When Verizon purchased AOL and created their nostalgia unit, formally called Oath, the company was looking for content production. It was just one of many examples of "line owners" looking to get into the content production market. AT&T purchased DirecTV, intending to enhance their distribution, and wants Time Warner for the content.
Obviously with the purchase of a company as large and sprawling as AOL comes some unwanted baggage. For example, part of AOL was the long-running Moviefone brand, a company that provides remote movie access. Originally provided through the phone number 777-FILM (famously parodied on Seinfeld), the company shifted to online and mobile movie information and shut down the phone number in 2014.
This week, Verizon was able to unload the brand, which does not serve the Oath purpose of being a content producer, on a startup that many people erroneously have called Moviefone for months: MoviePass. This company allows you to pay a certain amount per month to see "unlimited movies" in theaters (though you are actually limited to a single film per day). Verizon let the brand go for only $1 million, a massive loss for the AOL brand, which purchased the company in 1999 for $388 million.
The Moviefone acquisition makes a lot of sense, and not just for the existing brand confusion. By combining the informational partnerships of Moviefone with the theater viewing experience of MoviePass, subscribers to the service can get a lot more information about the movies they are considering seeing without having to leave the MoviePass environment. They can also leverage the Moviefone userbase to encourage subscriptions to the MoviePass service.
MoviePass CEO Mitch Lowe said of the purchase,
This natural alignment between MoviePass and Moviefone will help us grow our subscriber base significantly and expand our marketing and advertising platform for our studio and brand partners. Moviefone has been a go-to resource for entertainment enthusiasts for years, and we're excited to bolster its presence and bring this iconic platform into the entertainment ecosystem of the future.

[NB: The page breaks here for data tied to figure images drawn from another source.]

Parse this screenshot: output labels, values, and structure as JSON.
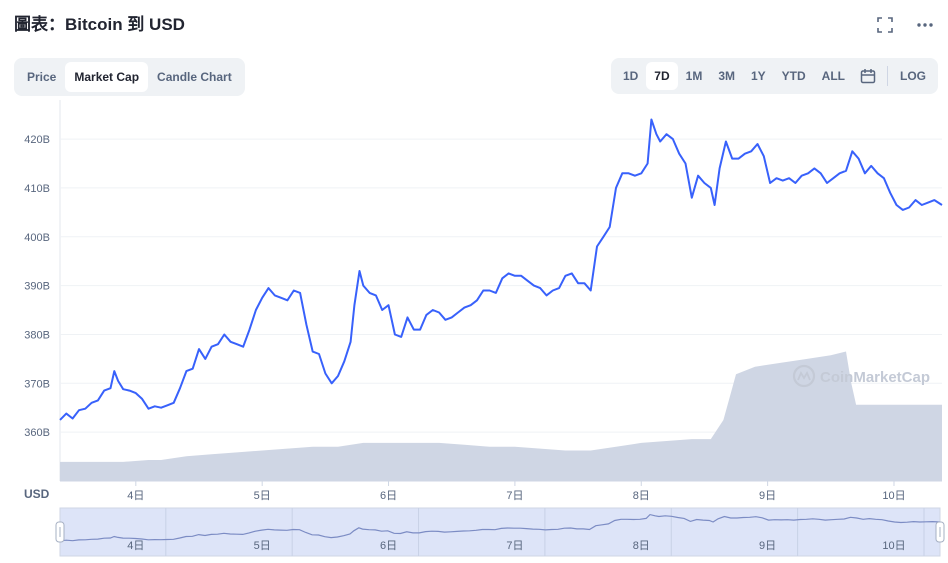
{
  "title": "圖表：Bitcoin 到 USD",
  "toolbar": {
    "expand_icon": "expand-icon",
    "more_icon": "more-icon"
  },
  "tabs": [
    {
      "label": "Price",
      "active": false
    },
    {
      "label": "Market Cap",
      "active": true
    },
    {
      "label": "Candle Chart",
      "active": false
    }
  ],
  "ranges": [
    {
      "label": "1D",
      "active": false
    },
    {
      "label": "7D",
      "active": true
    },
    {
      "label": "1M",
      "active": false
    },
    {
      "label": "3M",
      "active": false
    },
    {
      "label": "1Y",
      "active": false
    },
    {
      "label": "YTD",
      "active": false
    },
    {
      "label": "ALL",
      "active": false
    }
  ],
  "calendar_icon": "calendar-icon",
  "log_label": "LOG",
  "watermark": "CoinMarketCap",
  "colors": {
    "line": "#3861fb",
    "volume": "#cfd6e4",
    "navigator_fill": "#dde4f8",
    "grid": "#eff2f5",
    "text": "#58667e"
  },
  "chart_data": {
    "type": "line",
    "title": "",
    "ylabel": "USD",
    "ylim": [
      350,
      428
    ],
    "yticks": [
      360,
      370,
      380,
      390,
      400,
      410,
      420
    ],
    "ytick_labels": [
      "360B",
      "370B",
      "380B",
      "390B",
      "400B",
      "410B",
      "420B"
    ],
    "xlim": [
      3.4,
      10.38
    ],
    "xticks": [
      4,
      5,
      6,
      7,
      8,
      9,
      10
    ],
    "xtick_labels": [
      "4日",
      "5日",
      "6日",
      "7日",
      "8日",
      "9日",
      "10日"
    ],
    "series": [
      {
        "values_unit": "B USD",
        "points": [
          [
            3.4,
            362.5
          ],
          [
            3.45,
            363.8
          ],
          [
            3.5,
            362.8
          ],
          [
            3.55,
            364.5
          ],
          [
            3.6,
            364.8
          ],
          [
            3.65,
            366.0
          ],
          [
            3.7,
            366.5
          ],
          [
            3.75,
            368.5
          ],
          [
            3.8,
            369.0
          ],
          [
            3.83,
            372.5
          ],
          [
            3.86,
            370.5
          ],
          [
            3.9,
            368.8
          ],
          [
            3.95,
            368.5
          ],
          [
            4.0,
            368.0
          ],
          [
            4.05,
            366.8
          ],
          [
            4.1,
            364.8
          ],
          [
            4.15,
            365.3
          ],
          [
            4.2,
            365.0
          ],
          [
            4.25,
            365.5
          ],
          [
            4.3,
            366.0
          ],
          [
            4.35,
            369.0
          ],
          [
            4.4,
            372.5
          ],
          [
            4.45,
            373.0
          ],
          [
            4.5,
            377.0
          ],
          [
            4.55,
            375.0
          ],
          [
            4.6,
            377.5
          ],
          [
            4.65,
            378.0
          ],
          [
            4.7,
            380.0
          ],
          [
            4.75,
            378.5
          ],
          [
            4.8,
            378.0
          ],
          [
            4.85,
            377.5
          ],
          [
            4.9,
            381.0
          ],
          [
            4.95,
            385.0
          ],
          [
            5.0,
            387.5
          ],
          [
            5.05,
            389.5
          ],
          [
            5.1,
            388.0
          ],
          [
            5.15,
            387.5
          ],
          [
            5.2,
            387.0
          ],
          [
            5.25,
            389.0
          ],
          [
            5.3,
            388.5
          ],
          [
            5.35,
            382.0
          ],
          [
            5.4,
            376.5
          ],
          [
            5.45,
            376.0
          ],
          [
            5.5,
            372.0
          ],
          [
            5.55,
            370.0
          ],
          [
            5.6,
            371.5
          ],
          [
            5.65,
            374.5
          ],
          [
            5.7,
            378.5
          ],
          [
            5.73,
            386.0
          ],
          [
            5.77,
            393.0
          ],
          [
            5.8,
            390.0
          ],
          [
            5.85,
            388.5
          ],
          [
            5.9,
            388.0
          ],
          [
            5.95,
            385.0
          ],
          [
            6.0,
            386.0
          ],
          [
            6.05,
            380.0
          ],
          [
            6.1,
            379.5
          ],
          [
            6.15,
            383.5
          ],
          [
            6.2,
            381.0
          ],
          [
            6.25,
            381.0
          ],
          [
            6.3,
            384.0
          ],
          [
            6.35,
            385.0
          ],
          [
            6.4,
            384.5
          ],
          [
            6.45,
            383.0
          ],
          [
            6.5,
            383.5
          ],
          [
            6.55,
            384.5
          ],
          [
            6.6,
            385.5
          ],
          [
            6.65,
            386.0
          ],
          [
            6.7,
            387.0
          ],
          [
            6.75,
            389.0
          ],
          [
            6.8,
            389.0
          ],
          [
            6.85,
            388.5
          ],
          [
            6.9,
            391.5
          ],
          [
            6.95,
            392.5
          ],
          [
            7.0,
            392.0
          ],
          [
            7.05,
            392.0
          ],
          [
            7.1,
            391.0
          ],
          [
            7.15,
            390.0
          ],
          [
            7.2,
            389.5
          ],
          [
            7.25,
            388.0
          ],
          [
            7.3,
            389.0
          ],
          [
            7.35,
            389.5
          ],
          [
            7.4,
            392.0
          ],
          [
            7.45,
            392.5
          ],
          [
            7.5,
            390.5
          ],
          [
            7.55,
            390.5
          ],
          [
            7.6,
            389.0
          ],
          [
            7.65,
            398.0
          ],
          [
            7.7,
            400.0
          ],
          [
            7.75,
            402.0
          ],
          [
            7.8,
            410.0
          ],
          [
            7.85,
            413.0
          ],
          [
            7.9,
            413.0
          ],
          [
            7.95,
            412.5
          ],
          [
            8.0,
            413.0
          ],
          [
            8.05,
            415.0
          ],
          [
            8.08,
            424.0
          ],
          [
            8.12,
            421.0
          ],
          [
            8.15,
            419.5
          ],
          [
            8.2,
            421.0
          ],
          [
            8.25,
            420.0
          ],
          [
            8.3,
            417.0
          ],
          [
            8.35,
            415.0
          ],
          [
            8.4,
            408.0
          ],
          [
            8.45,
            412.5
          ],
          [
            8.5,
            411.0
          ],
          [
            8.55,
            410.0
          ],
          [
            8.58,
            406.5
          ],
          [
            8.62,
            414.0
          ],
          [
            8.67,
            419.5
          ],
          [
            8.72,
            416.0
          ],
          [
            8.77,
            416.0
          ],
          [
            8.82,
            417.0
          ],
          [
            8.87,
            417.5
          ],
          [
            8.92,
            419.0
          ],
          [
            8.97,
            416.5
          ],
          [
            9.02,
            411.0
          ],
          [
            9.07,
            412.0
          ],
          [
            9.12,
            411.5
          ],
          [
            9.17,
            412.0
          ],
          [
            9.22,
            411.0
          ],
          [
            9.27,
            412.5
          ],
          [
            9.32,
            413.0
          ],
          [
            9.37,
            414.0
          ],
          [
            9.42,
            413.0
          ],
          [
            9.47,
            411.0
          ],
          [
            9.52,
            412.0
          ],
          [
            9.57,
            413.0
          ],
          [
            9.62,
            413.5
          ],
          [
            9.67,
            417.5
          ],
          [
            9.72,
            416.0
          ],
          [
            9.77,
            413.0
          ],
          [
            9.82,
            414.5
          ],
          [
            9.87,
            413.0
          ],
          [
            9.92,
            412.0
          ],
          [
            9.97,
            409.0
          ],
          [
            10.02,
            406.5
          ],
          [
            10.07,
            405.5
          ],
          [
            10.12,
            406.0
          ],
          [
            10.17,
            407.5
          ],
          [
            10.22,
            406.5
          ],
          [
            10.27,
            407.0
          ],
          [
            10.32,
            407.5
          ],
          [
            10.38,
            406.5
          ]
        ]
      }
    ],
    "volume": {
      "points": [
        [
          3.4,
          0.05
        ],
        [
          3.7,
          0.05
        ],
        [
          3.9,
          0.05
        ],
        [
          4.1,
          0.055
        ],
        [
          4.2,
          0.055
        ],
        [
          4.3,
          0.06
        ],
        [
          4.4,
          0.065
        ],
        [
          4.6,
          0.07
        ],
        [
          4.8,
          0.075
        ],
        [
          5.0,
          0.08
        ],
        [
          5.2,
          0.085
        ],
        [
          5.4,
          0.09
        ],
        [
          5.6,
          0.09
        ],
        [
          5.8,
          0.1
        ],
        [
          6.0,
          0.1
        ],
        [
          6.2,
          0.1
        ],
        [
          6.4,
          0.1
        ],
        [
          6.6,
          0.095
        ],
        [
          6.8,
          0.09
        ],
        [
          7.0,
          0.09
        ],
        [
          7.2,
          0.085
        ],
        [
          7.4,
          0.08
        ],
        [
          7.6,
          0.08
        ],
        [
          7.8,
          0.09
        ],
        [
          8.0,
          0.1
        ],
        [
          8.2,
          0.105
        ],
        [
          8.4,
          0.11
        ],
        [
          8.55,
          0.11
        ],
        [
          8.65,
          0.16
        ],
        [
          8.7,
          0.22
        ],
        [
          8.75,
          0.28
        ],
        [
          8.9,
          0.3
        ],
        [
          9.1,
          0.31
        ],
        [
          9.3,
          0.32
        ],
        [
          9.5,
          0.33
        ],
        [
          9.62,
          0.34
        ],
        [
          9.66,
          0.26
        ],
        [
          9.7,
          0.2
        ],
        [
          10.0,
          0.2
        ],
        [
          10.38,
          0.2
        ]
      ]
    }
  }
}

Of course, the next important step is to successfully leverage the buyout. MoviePass has had some troubles attracting new customers. Recently, they resorted to a price reduction for a full-year purchase. Obviously they have had some success with it, but they will need to retain growth to be able to stick around at all, let alone validate the purchase of an iconic brand like Moviefone. Hopefully those plans will not include the controversial user tracking feature in the long-term.